CNN Money recently highlighted that 3 of the nation’s largest banks and mortgage loan servicers are been cracked down on by the government for failing to approve enough loan modifications. So how will this affect real estate investing?
Bank of America, Wells Fargo and J.P. Morgan Chase were at the center of this news story in what has been heralded as the government finally taking positive measures to get tough on helping homeowners. What’s the punishment for these mortgage lending giants? They are going to stop getting paid to modify these loans!
Until now they have been getting $4,500 each for modifying delinquent loans. So will this mean more modifications and less REOs available to real estate investing companies? Will it mean that currently delinquent homeowners can sleep well at night and not have to worry about losing their homes? Probably not too likely in either case.

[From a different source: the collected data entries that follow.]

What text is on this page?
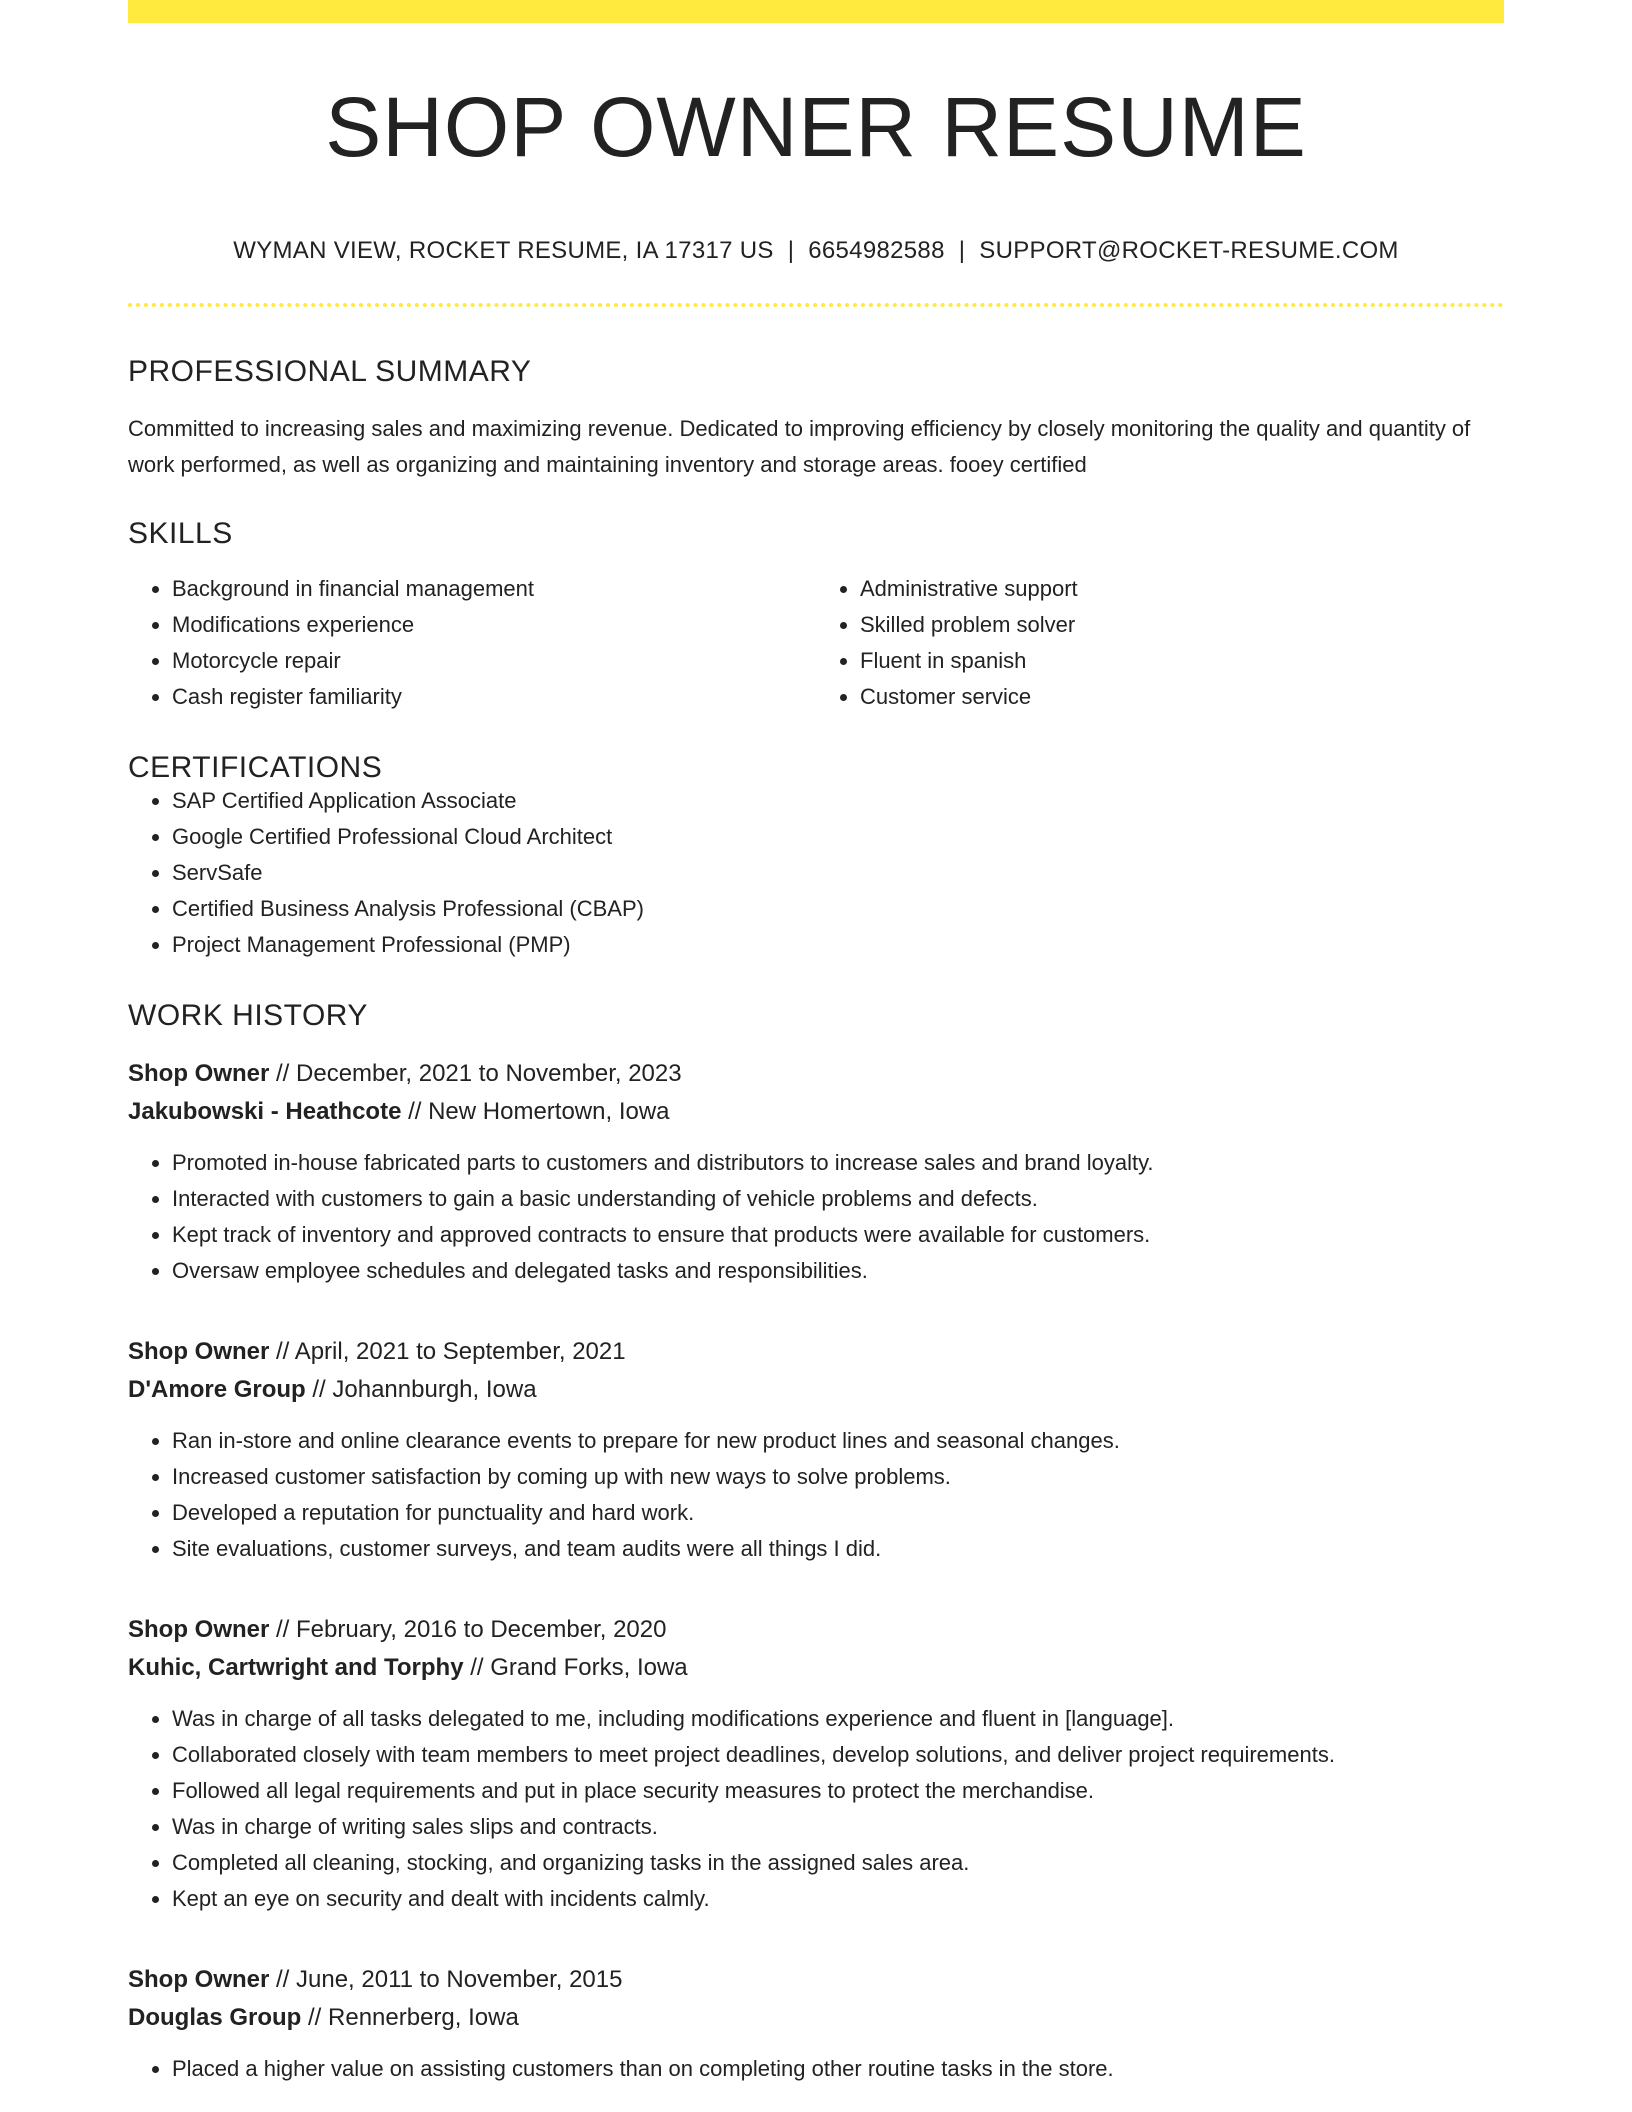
SHOP OWNER RESUME
WYMAN VIEW, ROCKET RESUME, IA 17317 US | 6654982588 | SUPPORT@ROCKET-RESUME.COM
PROFESSIONAL SUMMARY
Committed to increasing sales and maximizing revenue. Dedicated to improving efficiency by closely monitoring the quality and quantity of work performed, as well as organizing and maintaining inventory and storage areas. fooey certified
SKILLS
• Background in financial management
• Modifications experience
• Motorcycle repair
• Cash register familiarity
• Administrative support
• Skilled problem solver
• Fluent in spanish
• Customer service
CERTIFICATIONS
• SAP Certified Application Associate
• Google Certified Professional Cloud Architect
• ServSafe
• Certified Business Analysis Professional (CBAP)
• Project Management Professional (PMP)
WORK HISTORY
Shop Owner // December, 2021 to November, 2023
Jakubowski - Heathcote // New Homertown, Iowa
• Promoted in-house fabricated parts to customers and distributors to increase sales and brand loyalty.
• Interacted with customers to gain a basic understanding of vehicle problems and defects.
• Kept track of inventory and approved contracts to ensure that products were available for customers.
• Oversaw employee schedules and delegated tasks and responsibilities.
Shop Owner // April, 2021 to September, 2021
D'Amore Group // Johannburgh, Iowa
• Ran in-store and online clearance events to prepare for new product lines and seasonal changes.
• Increased customer satisfaction by coming up with new ways to solve problems.
• Developed a reputation for punctuality and hard work.
• Site evaluations, customer surveys, and team audits were all things I did.
Shop Owner // February, 2016 to December, 2020
Kuhic, Cartwright and Torphy // Grand Forks, Iowa
• Was in charge of all tasks delegated to me, including modifications experience and fluent in [language].
• Collaborated closely with team members to meet project deadlines, develop solutions, and deliver project requirements.
• Followed all legal requirements and put in place security measures to protect the merchandise.
• Was in charge of writing sales slips and contracts.
• Completed all cleaning, stocking, and organizing tasks in the assigned sales area.
• Kept an eye on security and dealt with incidents calmly.
Shop Owner // June, 2011 to November, 2015
Douglas Group // Rennerberg, Iowa
• Placed a higher value on assisting customers than on completing other routine tasks in the store.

This is probably more of a case of the government flexing their muscles and trying to look like they are doing something positive than anything else. Then you may wonder why these banks are getting paid what could be seen as nothing more than commissions for modifying the bad loans they made in the first place. Commissions that are being paid from your tax dollars. So the banks gave you a bad loan, threaten to throw you out when you can’t pay it, then you pay them more money out of your pay check in order for them to modify your loan. Great deal right? This doesn’t even take into account that in many cases the modifications ultimately offered contain worse terms than the original loan and have often come with higher monthly payments, leading to repeat defaults a few months later.
Perhaps the government should be embarrassed that only a tiny fraction of those they claimed could be helped actually have been. Though the bottom line is that this new ‘effort’ is probably not going to make much difference for real estate investing at all. You can expect the current wave of foreclosures to continue to flow with many appetizing bargains all over the country and home seller’s ought to continue to pursue short sales in order to avoid the worst of it.